Sbandierata come la grande e indispensabile riforma della giustizia, la legge costituzionale approvata dalla maggioranza di governo non tocca nessuno dei tanti e ben noti problemi che affliggono la giustizia in Italia.

Non accorcia di un giorno i processi civili e penali, la cui lunghezza costituisce un record italiano in Europa; non ne diminuisce di un euro i costi; non evita nessuno di quegli errori giudiziari spesso denunciati dalla stampa. La legge di revisione costituzionale non introduce alcuna misura utile all’efficienza della macchina giudiziaria; non provvede ad incrementare il numero attuale dei giudici oberati da un pesante gravame di lavoro; non fa nulla per accrescere il personale delle segreterie e cancellerie, anch’esso gravato da una mole di lavoro cui non può fare fronte in tempi ragionevoli; non fornisce ad uffici poveri di strutture le disponibilità materiali ed i moderni strumenti di amministrazione.

E allora a che serve?

La spiegazione ufficiale è che serve a distinguere le carriere dei procuratori della Repubblica da quella dei giudici. Serve soprattutto agli avvocati penalisti, ad alcuni di essi: i quali si sentono a disagio in tribunale a trovarsi davanti ad un “avversario” – il PM che sostiene l’accusa – che viene dallo stesso concorso, dalla stessa formazione, dalla stessa carriera del magistrato che dovrà emettere la sentenza. Disagio comprensibile, ma c’è da osservare che:

  • Si diventa magistrati dopo un concorso nazionale durissimo, probabilmente il più duro concorso che sia rimasto nel nostro ordinamento. Dopodiché i vincitori fanno un anno e mezzo di tirocinio, durante il quale saranno sottoposti a valutazione di idoneità e decidono quale carriera intraprenderanno, se faranno i magistrati “giudicanti” o i “requirenti”, se la loro vita si svolgerà in tribunale o nella Procura della Repubblica. Due funzioni diverse: attualmente, dopo la “riforma Cartabia”, il passaggio da una funzione all’altra è consentito una sola volta nella vita, e al costo di cambiare regione. Oggi sono rarissimi i casi di mutamento di funzione, meno dell’uno per 100 dei magistrati lo affronta, per cui di fatto le funzioni sono già separate. E non è detto che questo sia un bene.
  • Benché nessuno lo dica mai, il procuratore della Repubblica, il PM, non svolge un ruolo soltanto nel giudizio penale, ma anche in quello civile. Quando ci sono cause in cui sono coinvolti gli interessi di minori o di incapaci, il PM è chiamato in giudizio perché tutela la parte più debole o l’interesse pubblico.
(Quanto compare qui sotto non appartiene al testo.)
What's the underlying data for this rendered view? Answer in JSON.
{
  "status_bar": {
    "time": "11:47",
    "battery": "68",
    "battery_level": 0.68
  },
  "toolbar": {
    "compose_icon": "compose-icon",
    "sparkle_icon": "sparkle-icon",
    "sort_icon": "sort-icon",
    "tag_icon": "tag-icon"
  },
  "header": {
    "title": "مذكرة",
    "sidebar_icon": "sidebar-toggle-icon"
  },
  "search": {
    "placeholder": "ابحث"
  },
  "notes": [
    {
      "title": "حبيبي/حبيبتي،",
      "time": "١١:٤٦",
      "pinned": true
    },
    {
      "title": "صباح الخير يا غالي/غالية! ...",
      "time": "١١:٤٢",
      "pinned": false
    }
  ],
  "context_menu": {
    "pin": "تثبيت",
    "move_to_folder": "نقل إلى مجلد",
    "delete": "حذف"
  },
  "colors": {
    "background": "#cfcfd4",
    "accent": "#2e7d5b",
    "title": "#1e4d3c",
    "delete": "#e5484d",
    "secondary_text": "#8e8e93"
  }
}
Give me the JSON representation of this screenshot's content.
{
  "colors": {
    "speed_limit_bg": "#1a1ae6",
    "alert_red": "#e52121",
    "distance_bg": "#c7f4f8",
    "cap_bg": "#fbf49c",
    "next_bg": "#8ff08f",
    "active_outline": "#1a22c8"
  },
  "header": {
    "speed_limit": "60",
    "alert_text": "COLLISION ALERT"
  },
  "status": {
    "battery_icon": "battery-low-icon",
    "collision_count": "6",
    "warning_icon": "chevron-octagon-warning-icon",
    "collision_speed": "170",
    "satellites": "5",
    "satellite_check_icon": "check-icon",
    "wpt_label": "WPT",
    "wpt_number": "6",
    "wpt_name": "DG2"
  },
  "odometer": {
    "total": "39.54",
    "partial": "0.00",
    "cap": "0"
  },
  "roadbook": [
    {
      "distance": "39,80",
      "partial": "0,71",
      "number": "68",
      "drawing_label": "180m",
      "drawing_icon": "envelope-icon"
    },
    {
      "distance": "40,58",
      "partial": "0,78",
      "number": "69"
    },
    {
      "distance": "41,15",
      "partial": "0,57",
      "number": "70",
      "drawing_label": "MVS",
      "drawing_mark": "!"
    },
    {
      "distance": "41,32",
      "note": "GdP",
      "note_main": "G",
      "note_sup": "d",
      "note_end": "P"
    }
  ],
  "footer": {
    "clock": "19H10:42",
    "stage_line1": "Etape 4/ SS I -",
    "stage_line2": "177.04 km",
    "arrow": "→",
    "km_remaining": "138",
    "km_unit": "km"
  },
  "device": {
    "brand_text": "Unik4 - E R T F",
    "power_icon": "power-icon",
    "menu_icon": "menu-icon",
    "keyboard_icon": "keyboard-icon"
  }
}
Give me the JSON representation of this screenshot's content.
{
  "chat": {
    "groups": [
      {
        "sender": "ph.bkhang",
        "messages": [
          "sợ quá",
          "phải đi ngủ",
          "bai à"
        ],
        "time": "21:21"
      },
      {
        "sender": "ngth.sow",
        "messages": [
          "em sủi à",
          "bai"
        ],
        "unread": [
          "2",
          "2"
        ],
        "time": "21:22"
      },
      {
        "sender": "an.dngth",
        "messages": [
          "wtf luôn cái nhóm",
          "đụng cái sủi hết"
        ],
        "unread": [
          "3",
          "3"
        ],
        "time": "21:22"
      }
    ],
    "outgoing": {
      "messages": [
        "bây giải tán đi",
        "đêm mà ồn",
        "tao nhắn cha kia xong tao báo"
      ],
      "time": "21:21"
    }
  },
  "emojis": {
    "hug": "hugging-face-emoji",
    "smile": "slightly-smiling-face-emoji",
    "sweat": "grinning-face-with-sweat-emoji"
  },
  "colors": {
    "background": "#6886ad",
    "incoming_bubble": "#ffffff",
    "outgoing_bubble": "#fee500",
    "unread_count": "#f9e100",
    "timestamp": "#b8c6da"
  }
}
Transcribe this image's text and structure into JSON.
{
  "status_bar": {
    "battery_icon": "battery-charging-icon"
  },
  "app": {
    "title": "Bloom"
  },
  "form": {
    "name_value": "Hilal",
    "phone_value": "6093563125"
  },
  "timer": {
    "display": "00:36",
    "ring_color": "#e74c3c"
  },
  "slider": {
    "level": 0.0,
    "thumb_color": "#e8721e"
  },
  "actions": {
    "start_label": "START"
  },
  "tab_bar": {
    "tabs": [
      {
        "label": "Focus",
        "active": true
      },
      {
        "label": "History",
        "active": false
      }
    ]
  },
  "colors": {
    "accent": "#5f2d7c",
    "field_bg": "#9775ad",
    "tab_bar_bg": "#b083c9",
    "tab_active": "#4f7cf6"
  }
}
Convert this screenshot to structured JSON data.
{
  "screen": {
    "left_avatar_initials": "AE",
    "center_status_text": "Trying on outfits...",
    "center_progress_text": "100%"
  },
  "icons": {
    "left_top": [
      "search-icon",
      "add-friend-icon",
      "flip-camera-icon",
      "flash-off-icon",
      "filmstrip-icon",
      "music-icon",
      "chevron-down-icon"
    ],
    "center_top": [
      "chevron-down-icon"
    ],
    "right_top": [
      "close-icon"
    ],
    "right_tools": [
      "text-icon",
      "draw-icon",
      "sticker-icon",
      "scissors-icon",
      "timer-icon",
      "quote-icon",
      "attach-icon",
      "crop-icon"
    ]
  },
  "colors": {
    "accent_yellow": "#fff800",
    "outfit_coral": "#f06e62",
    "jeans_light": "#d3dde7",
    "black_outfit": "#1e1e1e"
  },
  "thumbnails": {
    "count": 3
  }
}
Quando si parla di separazione delle carriere sembra che il PM sia solo quello che sta nell’aula penale e che ha di fronte l’avvocato difensore, ma non è così.
  • Nel nostro sistema penale il PM gestisce le indagini di polizia: le inizia quando viene a conoscere fatti che potrebbero costituire un reato, e poi, se ritiene che le indagini abbiano dato risultati convincenti, sostiene l’accusa in giudizio. Anche in campo penale il PM non agisce però nell’interesse del suo ufficio, ma in quello della giustizia, cioè dell’interesse pubblico. Nel corso delle indagini il PM svolge funzioni delicatissime ben prima che inizi il processo e incontri l’avvocato difensore: il PM dispone della polizia giudiziaria, dirige l’indagine, autorizza i provvedimenti che incidono sulle nostre libertà, come per esempio l’ingresso nel nostro domicilio, l’arresto e il sequestro di cose che interessano l’indagine e così via. Sono tutti atti garantiti dalla diversità tra polizia e PM. E ciò perché il PM è un magistrato, ha quella che si chiama pomposamente la “cultura della legalità”: da noi non ci sono corpi armati che indagano su impulso del governo, come nell’America di Trump!
  • La “cultura della legalità” non è però una parola vuota, ma è frutto della lunga formazione che il PM ha avuto come magistrato e caratterizza anche la sua professione e i suoi compiti: il PM è tenuto a portare di fronte al giudice non soltanto le prove a carico della persona che ha indagato, ma anche quelle a discarico: “svolge altresì accertamenti su fatti e circostanze a favore della persona sottoposta alle indagini” dice il codice di procedura penale (art. 358). È un suo dovere preciso, fa parte della sua correttezza professionale. E siccome sulla correttezza dell’attività del PM vigila il Consiglio Superiore della Magistratura (CSM), il buon funzionamento di questo organo è di importanza evidente: è una garanzia per noi tutti.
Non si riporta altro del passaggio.